My School App: A First (Real) Windows Phone 7 App Project for Beginners


Randy Guthrie – Microsoft Academic Developer Evangelist
blogs.msdn.com/MIS_Laboratory

Some of the big challenges that students face getting apps into the Windows Phone 7 marketplace are psychological. They wonder if their ideas are market-worthy, and they worry that they don’t have the technical expertise required to translate their ideas into a real app. Sadly this keeps most students who are otherwise interested in app development from taking those first steps. To quote Shakespeare, “Our doubts are traitors and cause us to lose the good we oft might win by fearing to attempt”.

Mark Frydenberg of Bentley University has created and posted a fun and easy first Windows Phone 7 app project on the Microsoft Codeplex: http://myschoolapp.codeplex.com/.  This app project is a “skin” where a student can take URL info from their school, local library, or small business website and create an “informational” app that would keep the user apprised on key information on their alma mater (or local resource) including sports news, weather, etc.  The code has already been “certified” once, so that if a student replaces the default URLs with URLs  from the institution of choice there is an almost 100% chance of the app getting certified in the marketplace. This project is very simple and from start to finish you can create an app and submit it to the marketplace in under two hours.

MySchoolApp has six panorama panes:

· Welcome

· On Campus

· Links

· Athletics

· Map

· Weather

clip_image002clip_image004clip_image006

clip_image008clip_image010clip_image012

MySchoolApp’s Panorama Panes.

The About button on the Welcome pane displays a local HTML file (about.html) in a browser. The On Campus and Links pages contain hyperlinks to web sites or RSS feeds. All external Web content is displayed in a browser within the application (with two exceptions described below). RSS feeds are displayed on a special RSS page (easily recognizable by the Silverlight color gradient in the background.) When the More link associated with an item in an RSS feed is clicked, it invokes the browser page used by all hyperlinks.

clip_image014clip_image016clip_image018

Displaying (a) a local HTML file, (b) a Web Site in a browser, (c) an RSS feed in MySchoolApp.

A sample of the XAML code that you customize for your school:

image

To download the “My School App” code and instructions click here: http://myschoolapp.codeplex.com/.

For those who think that MySchoolApp is too simple, here are my thoughts: I am seeing a number of app development courses that are teaching mobile programming fundamentals, but don’t actually push students to go the “last mile” and actually put apps into the marketplace.  Why is the last mile important?  Because once you’ve gone through the process you see that getting simple apps into the marketplace isn’t all that hard; because it gives the account holder the complete software developer/entrepreneurial experience, and because it gives students something they can actually put on their resume that gives them a unique differentiator: they have actually created “commercial” software. For those who worry that these kinds of apps dilute the marketplace with low-quality apps, I suggest that a student can always pull the app off of the marketplace after a month or two, or until they replace their myschoolapp with something more original. 
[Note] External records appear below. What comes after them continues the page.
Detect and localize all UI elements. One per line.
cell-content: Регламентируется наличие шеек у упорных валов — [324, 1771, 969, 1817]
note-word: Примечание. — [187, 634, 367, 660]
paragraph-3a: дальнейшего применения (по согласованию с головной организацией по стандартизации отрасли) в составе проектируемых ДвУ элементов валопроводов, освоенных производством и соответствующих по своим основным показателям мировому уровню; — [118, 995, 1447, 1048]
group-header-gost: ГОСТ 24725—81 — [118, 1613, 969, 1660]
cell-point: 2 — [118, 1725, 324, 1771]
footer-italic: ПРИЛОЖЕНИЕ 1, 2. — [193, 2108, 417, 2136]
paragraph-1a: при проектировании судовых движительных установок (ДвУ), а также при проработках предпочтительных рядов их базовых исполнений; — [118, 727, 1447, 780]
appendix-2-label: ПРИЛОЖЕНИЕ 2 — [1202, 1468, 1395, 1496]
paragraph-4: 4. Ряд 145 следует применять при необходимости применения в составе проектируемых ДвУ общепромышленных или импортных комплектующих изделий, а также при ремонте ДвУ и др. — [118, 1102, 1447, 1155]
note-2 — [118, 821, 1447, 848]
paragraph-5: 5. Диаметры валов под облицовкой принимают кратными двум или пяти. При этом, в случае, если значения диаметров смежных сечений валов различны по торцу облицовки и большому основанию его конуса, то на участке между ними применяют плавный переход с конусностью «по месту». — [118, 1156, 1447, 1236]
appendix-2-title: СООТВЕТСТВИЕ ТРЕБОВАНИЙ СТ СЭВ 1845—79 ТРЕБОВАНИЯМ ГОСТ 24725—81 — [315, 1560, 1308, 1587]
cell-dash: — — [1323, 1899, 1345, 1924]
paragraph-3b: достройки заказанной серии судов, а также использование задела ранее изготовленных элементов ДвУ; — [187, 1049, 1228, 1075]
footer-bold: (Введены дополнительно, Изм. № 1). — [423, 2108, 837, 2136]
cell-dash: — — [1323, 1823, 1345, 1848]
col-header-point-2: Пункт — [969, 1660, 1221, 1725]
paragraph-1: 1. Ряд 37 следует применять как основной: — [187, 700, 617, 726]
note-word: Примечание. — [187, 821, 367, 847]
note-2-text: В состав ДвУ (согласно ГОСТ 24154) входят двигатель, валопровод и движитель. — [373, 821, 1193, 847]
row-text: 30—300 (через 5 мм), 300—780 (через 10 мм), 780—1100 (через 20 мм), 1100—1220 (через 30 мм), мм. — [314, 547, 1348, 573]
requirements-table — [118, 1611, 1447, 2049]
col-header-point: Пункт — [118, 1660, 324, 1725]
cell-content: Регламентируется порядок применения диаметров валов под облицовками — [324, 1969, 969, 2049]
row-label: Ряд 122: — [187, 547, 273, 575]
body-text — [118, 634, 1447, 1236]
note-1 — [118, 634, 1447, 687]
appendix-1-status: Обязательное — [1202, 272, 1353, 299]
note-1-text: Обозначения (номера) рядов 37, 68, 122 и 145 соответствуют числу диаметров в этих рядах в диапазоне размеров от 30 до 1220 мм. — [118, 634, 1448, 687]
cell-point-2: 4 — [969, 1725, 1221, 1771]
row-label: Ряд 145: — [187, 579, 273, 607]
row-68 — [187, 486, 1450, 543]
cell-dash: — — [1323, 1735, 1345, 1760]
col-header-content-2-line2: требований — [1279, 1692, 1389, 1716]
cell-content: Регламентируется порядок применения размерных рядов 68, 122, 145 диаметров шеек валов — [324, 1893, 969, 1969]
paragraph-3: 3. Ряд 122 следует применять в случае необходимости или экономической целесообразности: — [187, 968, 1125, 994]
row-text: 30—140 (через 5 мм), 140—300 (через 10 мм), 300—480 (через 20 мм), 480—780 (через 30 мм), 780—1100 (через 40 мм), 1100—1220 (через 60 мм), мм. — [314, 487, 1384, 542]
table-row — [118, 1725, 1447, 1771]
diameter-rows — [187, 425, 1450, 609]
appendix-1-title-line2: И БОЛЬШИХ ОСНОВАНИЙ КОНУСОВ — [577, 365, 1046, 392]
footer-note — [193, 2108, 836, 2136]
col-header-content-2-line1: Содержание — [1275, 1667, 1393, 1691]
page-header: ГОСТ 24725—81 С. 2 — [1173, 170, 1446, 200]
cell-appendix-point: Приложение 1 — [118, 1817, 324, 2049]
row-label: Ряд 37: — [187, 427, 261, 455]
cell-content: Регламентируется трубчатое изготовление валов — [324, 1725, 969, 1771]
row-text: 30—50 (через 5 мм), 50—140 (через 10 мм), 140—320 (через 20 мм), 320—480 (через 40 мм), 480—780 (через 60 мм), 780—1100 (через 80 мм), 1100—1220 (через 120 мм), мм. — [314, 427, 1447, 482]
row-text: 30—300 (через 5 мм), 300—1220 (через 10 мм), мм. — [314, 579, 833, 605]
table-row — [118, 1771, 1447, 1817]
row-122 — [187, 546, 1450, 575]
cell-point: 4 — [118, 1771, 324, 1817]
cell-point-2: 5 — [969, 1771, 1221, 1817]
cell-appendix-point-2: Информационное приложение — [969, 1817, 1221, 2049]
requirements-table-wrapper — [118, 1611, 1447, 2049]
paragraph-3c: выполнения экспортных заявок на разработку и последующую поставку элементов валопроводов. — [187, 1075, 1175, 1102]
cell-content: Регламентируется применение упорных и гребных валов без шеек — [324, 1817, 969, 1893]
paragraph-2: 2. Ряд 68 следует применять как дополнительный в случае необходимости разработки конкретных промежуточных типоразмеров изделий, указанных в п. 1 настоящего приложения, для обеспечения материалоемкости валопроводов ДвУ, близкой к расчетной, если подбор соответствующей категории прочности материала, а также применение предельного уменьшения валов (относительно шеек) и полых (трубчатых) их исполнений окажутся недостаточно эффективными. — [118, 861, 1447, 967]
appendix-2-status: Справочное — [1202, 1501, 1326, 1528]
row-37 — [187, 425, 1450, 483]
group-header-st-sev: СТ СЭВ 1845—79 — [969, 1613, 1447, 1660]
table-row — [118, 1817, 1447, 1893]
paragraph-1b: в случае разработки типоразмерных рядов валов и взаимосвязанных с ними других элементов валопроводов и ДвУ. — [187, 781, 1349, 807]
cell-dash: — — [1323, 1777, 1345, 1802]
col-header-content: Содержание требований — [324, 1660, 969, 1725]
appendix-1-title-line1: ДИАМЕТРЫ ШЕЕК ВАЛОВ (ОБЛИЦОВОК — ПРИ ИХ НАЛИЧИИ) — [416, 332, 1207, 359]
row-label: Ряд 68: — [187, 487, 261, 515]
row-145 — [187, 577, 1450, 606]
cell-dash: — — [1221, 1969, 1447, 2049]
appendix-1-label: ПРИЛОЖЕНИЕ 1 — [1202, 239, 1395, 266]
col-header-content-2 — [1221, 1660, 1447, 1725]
The student app market account registration process via http://www.dreamspark.com is a little complicated and intimidating, particularly when you get to the financial section that asks for SSN, bank account number, etc.  The way I think about this is that creating an app hub account is really the process of starting your own business, and that as a business owner you need to think about income, costs, taxes and things like that. It’s not that Microsoft is asking for a lot of personal information, it’s more that as a business owner we’re giving you the opportunity to go big time. On the plus side, when you start your own business, you are no longer dependent on the economy or a hiring manager at some company to give you a job or internship in order to get valuable and differentiating experience. Getting a app into the Windows Phone 7 marketplace is a great learning opportunity for students and beginning developers, and the “my school app" project can get you something to brag about with only a couple hours of work. So what are you waiting for?

Cheers,

Randy

Comments (4)

  1. Ken Harding says:

    I'd like to do one of these for my school, however I am not sure how the administration of my school would like it.  I don't think I have official permission to make a phone app for my school.

  2. randguth says:

    The app just puts a skin on information that the school is already publishing publically on its website. It's no different than viewing the content in a browser, except you are pushing it to a phone app. They should be happy that someone is creating another way for people to see the website, particularly alumni, etc.

  3. Andreas says:

    As no GPL software is allowed in the Windows Phone market place / app store, I will not be able to write software for the phone as student IT. Sorry, I just don't want others to take advantage over my code without myself being able to take advantage back.

  4. randguth says:

    The cool part about the Windows Phone 7 community and marketplace is we have something for entreprenurial developer just starting his own sharp and therefore needing to get some value from his intellectual property, and folks who develop for social reasons. You might want to try http://www.codeplex.com: our open source community.  While we don't explicity have an app marketplace there per se, you can share your app code and download code from others as well.  Also, have you thought to contribute to the app education catalog at create.msdn.com/…/catalog ? Many app developers with a mind to share create and share their projects there. Many good apps there as well.